Weerts’s letter was delivered via Federal Express to Franchini’s home on October 6th, but not signed for by Franchini as having been received. The FedEx tracking record indicates that the FedEx package was sent with signature receipt waived. Franchini claims he never received Weerts letter, and that the last written communication he had received from Argonne had been on June 13, 2008.
On October 10, Franchini received a letter of termination from Argonne, citing his insubordination for failing to return the recordings to Argonne.
Workplace recordings are “Protected Activity” when related to the whistleblower’s reported concerns
The ARB held that that “even if Franchini’s refusal to turn over his tapes was a true reason, this conclusion does not rule out protected activity as a contributing factor in the termination of his employment.” The ARB also held that Franchini engaged in protected activity when creating his record of photographs and recordings, because the recordings involved the workplace safety concerns he had reported and the record was made in anticipation of Franchini having to report his safety concerns outside of his employer.
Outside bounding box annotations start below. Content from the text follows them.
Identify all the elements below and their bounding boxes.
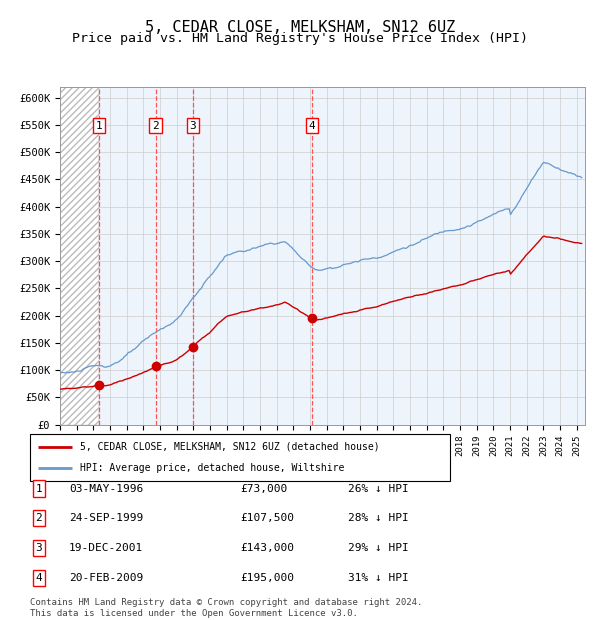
Text: 31% ↓ HPI: 31% ↓ HPI: [348, 573, 409, 583]
Text: 2: 2: [152, 121, 159, 131]
Text: 3: 3: [35, 543, 43, 553]
Text: 1: 1: [35, 484, 43, 494]
Text: 4: 4: [35, 573, 43, 583]
Text: Contains HM Land Registry data © Crown copyright and database right 2024.
This d: Contains HM Land Registry data © Crown c…: [30, 598, 422, 618]
Text: 20-FEB-2009: 20-FEB-2009: [69, 573, 143, 583]
Text: 29% ↓ HPI: 29% ↓ HPI: [348, 543, 409, 553]
Text: 28% ↓ HPI: 28% ↓ HPI: [348, 513, 409, 523]
Text: 5, CEDAR CLOSE, MELKSHAM, SN12 6UZ: 5, CEDAR CLOSE, MELKSHAM, SN12 6UZ: [145, 20, 455, 35]
Text: £73,000: £73,000: [240, 484, 287, 494]
Text: 26% ↓ HPI: 26% ↓ HPI: [348, 484, 409, 494]
Text: Price paid vs. HM Land Registry's House Price Index (HPI): Price paid vs. HM Land Registry's House …: [72, 32, 528, 45]
Text: 2: 2: [35, 513, 43, 523]
Text: 3: 3: [190, 121, 196, 131]
Text: 03-MAY-1996: 03-MAY-1996: [69, 484, 143, 494]
Text: 5, CEDAR CLOSE, MELKSHAM, SN12 6UZ (detached house): 5, CEDAR CLOSE, MELKSHAM, SN12 6UZ (deta…: [80, 441, 380, 451]
Text: 19-DEC-2001: 19-DEC-2001: [69, 543, 143, 553]
Text: 4: 4: [309, 121, 316, 131]
Text: HPI: Average price, detached house, Wiltshire: HPI: Average price, detached house, Wilt…: [80, 463, 345, 473]
Text: £195,000: £195,000: [240, 573, 294, 583]
Text: £107,500: £107,500: [240, 513, 294, 523]
Text: £143,000: £143,000: [240, 543, 294, 553]
Text: 24-SEP-1999: 24-SEP-1999: [69, 513, 143, 523]
Text: 1: 1: [95, 121, 103, 131]
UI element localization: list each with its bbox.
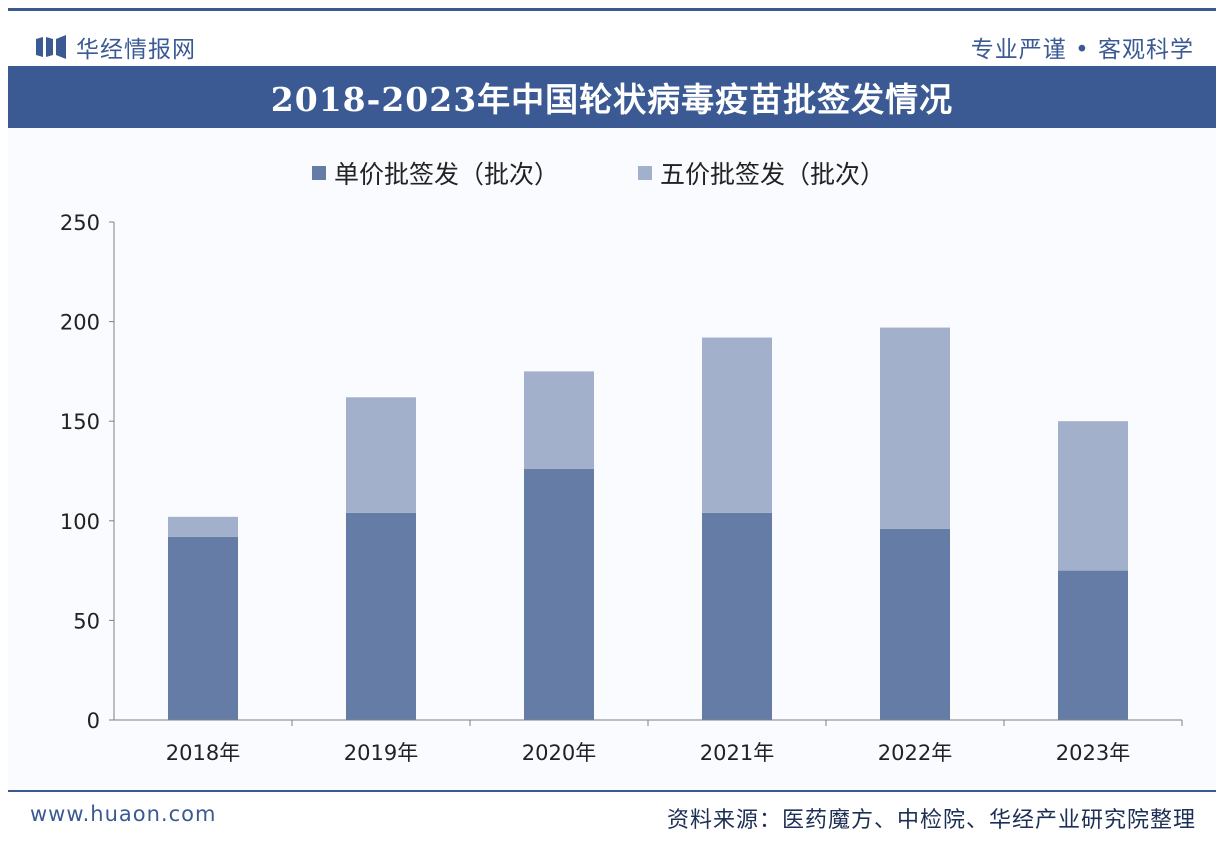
legend-label-pentavalent: 五价批签发（批次）	[660, 160, 885, 189]
slogan: 专业严谨 • 客观科学	[970, 37, 1194, 63]
x-tick-label: 2021年	[700, 741, 774, 765]
bar-monovalent-1	[168, 536, 238, 720]
bar-monovalent-2	[346, 512, 416, 720]
x-tick-label: 2022年	[878, 741, 952, 765]
legend-swatch-monovalent	[312, 166, 326, 180]
y-tick-label: 200	[60, 311, 100, 335]
legend-label-monovalent: 单价批签发（批次）	[334, 160, 559, 189]
legend-swatch-pentavalent	[638, 166, 652, 180]
bar-monovalent-6	[1058, 570, 1128, 720]
x-tick-label: 2023年	[1056, 741, 1130, 765]
bar-pentavalent-4	[702, 337, 772, 513]
y-tick-label: 0	[87, 709, 100, 733]
report-frame: 华经情报网 专业严谨 • 客观科学 2018-2023年中国轮状病毒疫苗批签发情…	[8, 8, 1216, 844]
bar-pentavalent-2	[346, 397, 416, 513]
top-divider	[8, 8, 1216, 11]
brand: 华经情报网	[36, 30, 196, 64]
chart-area: 0 50 100 150 200 250 2018年 2019年 2020年 2021年 2022年…	[8, 128, 1216, 790]
chart-title: 2018-2023年中国轮状病毒疫苗批签发情况	[270, 80, 954, 119]
y-tick-label: 150	[60, 410, 100, 434]
brand-name: 华经情报网	[76, 37, 196, 63]
footer-website: www.huaon.com	[30, 802, 217, 826]
y-tick-label: 50	[73, 609, 100, 633]
bar-pentavalent-5	[880, 327, 950, 529]
bar-pentavalent-6	[1058, 421, 1128, 571]
y-tick-label: 100	[60, 510, 100, 534]
x-tick-label: 2018年	[166, 741, 240, 765]
footer-divider	[8, 790, 1216, 792]
footer-source: 资料来源：医药魔方、中检院、华经产业研究院整理	[666, 808, 1196, 833]
y-tick-label: 250	[60, 211, 100, 235]
bar-pentavalent-1	[168, 516, 238, 537]
bar-pentavalent-3	[524, 371, 594, 470]
bar-monovalent-3	[524, 469, 594, 720]
bar-monovalent-5	[880, 528, 950, 720]
x-tick-label: 2019年	[344, 741, 418, 765]
stacked-bar-chart: 0 50 100 150 200 250 2018年 2019年 2020年 2021年 2022年…	[60, 160, 1183, 765]
x-tick-label: 2020年	[522, 741, 596, 765]
title-bar: 2018-2023年中国轮状病毒疫苗批签发情况	[8, 66, 1216, 128]
brand-logo-icon	[36, 35, 66, 59]
bar-monovalent-4	[702, 512, 772, 720]
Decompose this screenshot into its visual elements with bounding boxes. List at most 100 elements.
The ARB further noted that – far from being insubordinate for not returning the requested recordings – the evidence indicates that, based on the last communication he received from Argonne on the subject, Franchini was being scrupulous in avoiding any action that would constitute grounds for again charging him with insubordination.
The ARB also held that, even if an employee agrees to perform an action under the threat of termination—in this case, the turning over the tapes— and later fails to do so, an employer does not automatically have the right to terminate the employee on the basis of the employee’s inaction.
Our take: Recordings and photographs can be powerful evidence to support a whistleblower report of a substantive violation or employer retaliation subsequent to an employee reporting violations. The ARB’s determination that covert recordings are protected activity under the ERA’s whistleblower retaliation provision is good news for government whistleblowers.